Время тянулось, как сопля, медленнее, чем капает битум, и от жары плавился мозг. Мне казалось, что я работаю уже весь день, что прошло уже несколько часов, но всякий раз, когда я поднимал голову к небу, солнце насмешливо глядело на меня с высоты, нисколько не приблизившись к западу.
Сумерки наступили так резко, что я даже сперва и не понял. Я устал настолько, что даже не радовался окончанию дня, помня, что завтра это всё продолжится. Нас увели к баракам, как обычно, выдали по маисовой лепёшке и по одному, пересчитывая по головам, завели внутрь.
Выпоротые рабы лежали на соломе, так и не приходя в сознание. Те негры, на чьи лежанки положили несчастных, возмутились, один даже попытался оттащить соплеменника со своего места, но я подошёл к нему и загородил собой.
— Уйди от него, — неожиданно даже для себя сказал я.
— Моя тут спать! — возразил ниггер.
— Найди себе другое место! — тихо прорычал я.
Меня коробило это отношение. Может, излишний гуманизм двадцать первого века тут был не к месту, но я не смог промолчать и оставить это как есть.
Ниггер что-то злобно пробормотал на своём наречии, и я, догадываясь, что он говорит что-то нехорошее, сходу двинул ему локтем в зубы. Ниггер отшатнулся, упал, его друзья подхватили его за руки, полезли на меня, но я стоял, готовый ко всему. Какая-то часть меня желала, чтобы черномазые просто забили меня до смерти прямо тут, лишь бы это всё закончилось. Я почувствовал локтем, как сбоку от меня встал Шон, и это придало мне сил.
— Катитесь к дьяволу, черномазые, — сказал он, и на нас двоих негры уже не рискнули лезть, рассеявшись по бараку столь же быстро, как и появились тут.
— Спасибо, — тихо сказал я.
— Не стоит, — сказал он.
Мы проводили ниггеров пристальными взглядами, убедившись, что все вернулись на свои места, а те, кому пришлось уйти, нашли себе новые, и только после этого отправились в свой угол.
Утром один из раненых, тот, кого порол Бернар Лансана, умер от горячки.
Глава 7
Следующий день ничем не отличался от всех других. Та же баланда, от которой тянуло блевать, та же работа на износ, те же ниггеры вокруг, жестокое палящее солнце и пристальные взгляды надсмотрщиков. Как это всегда бывало после попыток побега, охраняли нас бдительнее обычного, по крайней мере, первое время. Я знал, что скоро охранники расслабятся и всё пойдёт своим чередом.
Вечером, когда мы вернулись в бараки, я первым делом подошёл к беглецам. Выпоротые негры так и лежали спинами кверху, серые лица заострились. Я потрогал их лбы, у обоих был жар. В сознании был только один. Он посмотрел на меня большими глазами, похожими на коровьи, и что-то тихо просипел пересохшими губами.
Я дал ему немного воды. Ниггеры смотрели на меня, как на полного дурака, перешёптываясь, а то и показывая на меня пальцами, но я не обращал внимания. Не стоят они того. Шон Келли наблюдал за моими действиями с интересом, но помогать явно не собирался.

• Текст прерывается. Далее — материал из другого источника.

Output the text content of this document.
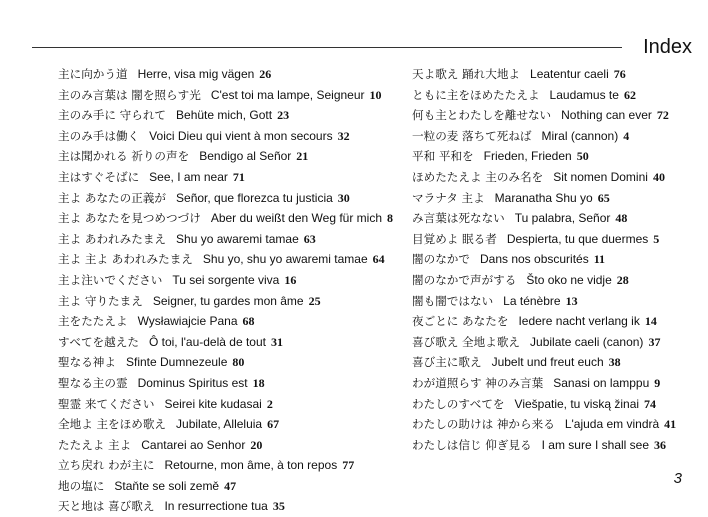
Index
主に向かう道 Herre, visa mig vägen 26
主のみ言葉は 闇を照らす光 C'est toi ma lampe, Seigneur 10
主のみ手に 守られて Behüte mich, Gott 23
主のみ手は働く Voici Dieu qui vient à mon secours 32
主は聞かれる 祈りの声を Bendigo al Señor 21
主はすぐそばに See, I am near 71
主よ あなたの正義が Señor, que florezca tu justicia 30
主よ あなたを見つめつづけ Aber du weißt den Weg für mich 8
主よ あわれみたまえ Shu yo awaremi tamae 63
主よ 主よ あわれみたまえ Shu yo, shu yo awaremi tamae 64
主よ注いでください Tu sei sorgente viva 16
主よ 守りたまえ Seigner, tu gardes mon âme 25
主をたたえよ Wysławiajcie Pana 68
すべてを越えた Ô toi, l'au-delà de tout 31
聖なる神よ Sfinte Dumnezeule 80
聖なる主の霊 Dominus Spiritus est 18
聖霊 来てください Seirei kite kudasai 2
全地よ 主をほめ歌え Jubilate, Alleluia 67
たたえよ 主よ Cantarei ao Senhor 20
立ち戻れ わが主に Retourne, mon âme, à ton repos 77
地の塩に Staňte se soli země 47
天と地は 喜び歌え In resurrectione tua 35
天よ歌え 踊れ大地よ Leatentur caeli 76
ともに主をほめたたえよ Laudamus te 62
何も主とわたしを離せない Nothing can ever 72
一粒の麦 落ちて死ねば Miral (cannon) 4
平和 平和を Frieden, Frieden 50
ほめたたえよ 主のみ名を Sit nomen Domini 40
マラナタ 主よ Maranatha Shu yo 65
み言葉は死なない Tu palabra, Señor 48
目覚めよ 眠る者 Despierta, tu que duermes 5
闇のなかで Dans nos obscurités 11
闇のなかで声がする Što oko ne vidje 28
闇も闇ではない La ténèbre 13
夜ごとに あなたを Iedere nacht verlang ik 14
喜び歌え 全地よ歌え Jubilate caeli (canon) 37
喜び主に歌え Jubelt und freut euch 38
わが道照らす 神のみ言葉 Sanasi on lamppu 9
わたしのすべてを Viešpatie, tu viską žinai 74
わたしの助けは 神から来る L'ajuda em vindrà 41
わたしは信じ 仰ぎ見る I am sure I shall see 36
3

— Спасибо, масса, — прошептал негр, когда наконец оторвался от моей фляжки.
— Как тебя зовут? — спросил я. — Имя?
Негр сглотнул, как-то странно всхлипнул и часто заморгал.
— Муванга, — ответил он.
— А его? — спросил я, показав на второго негра, лежащего без сознания.

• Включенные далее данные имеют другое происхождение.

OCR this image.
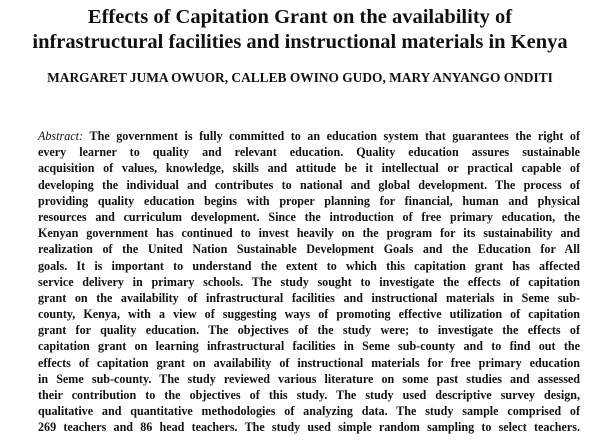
Effects of Capitation Grant on the availability of
infrastructural facilities and instructional materials in Kenya
MARGARET JUMA OWUOR, CALLEB OWINO GUDO, MARY ANYANGO ONDITI
Abstract: The government is fully committed to an education system that guarantees the right of
every learner to quality and relevant education. Quality education assures sustainable
acquisition of values, knowledge, skills and attitude be it intellectual or practical capable of
developing the individual and contributes to national and global development. The process of
providing quality education begins with proper planning for financial, human and physical
resources and curriculum development. Since the introduction of free primary education, the
Kenyan government has continued to invest heavily on the program for its sustainability and
realization of the United Nation Sustainable Development Goals and the Education for All
goals. It is important to understand the extent to which this capitation grant has affected
service delivery in primary schools. The study sought to investigate the effects of capitation
grant on the availability of infrastructural facilities and instructional materials in Seme sub-
county, Kenya, with a view of suggesting ways of promoting effective utilization of capitation
grant for quality education. The objectives of the study were; to investigate the effects of
capitation grant on learning infrastructural facilities in Seme sub-county and to find out the
effects of capitation grant on availability of instructional materials for free primary education
in Seme sub-county. The study reviewed various literature on some past studies and assessed
their contribution to the objectives of this study. The study used descriptive survey design,
qualitative and quantitative methodologies of analyzing data. The study sample comprised of
269 teachers and 86 head teachers. The study used simple random sampling to select teachers.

— Обонга, — сказал он. — Брат.
Я понимающе кивнул. Теперь я и впрямь видел сходство в их лицах, особенно, если не обращать внимания на свежее клеймо.
— Больно… — простонал Муванга.
Кровь давно запеклась бурой коркой на их спинах. Раны Муванги выглядели чистыми, хотя кожа была рассечена до самого мяса. Шрамы будут во всю спину, тут и думать нечего. А вот у Обонги кое-где виднелся гной, да и вообще выглядел он похуже. Я тихо вздохнул, сам удивляясь собственному милосердию, но пересел ближе к Обонге и тронул его за предплечье. Негр даже не шелохнулся.
Я оторвал от лохмотьев, которые раньше были моими пляжными шортами Tommy Hilfiger, небольшой кусочек и смочил его водой. Тряпка не стала особо чище, но это лучше, чем ничего. Я осторожно коснулся влажной тряпкой спины Обонги. Тот дёрнулся и застонал. Значит, живой.
Ниггеры вокруг зашептались ещё сильнее, и меня вдруг посетила идея. Я запел.
— Замученный дорогой, я выбился из сил… — начал я, склонившись над исполосованной спиной Обонги и вытирая запёкшуюся кровь вместе с гноем.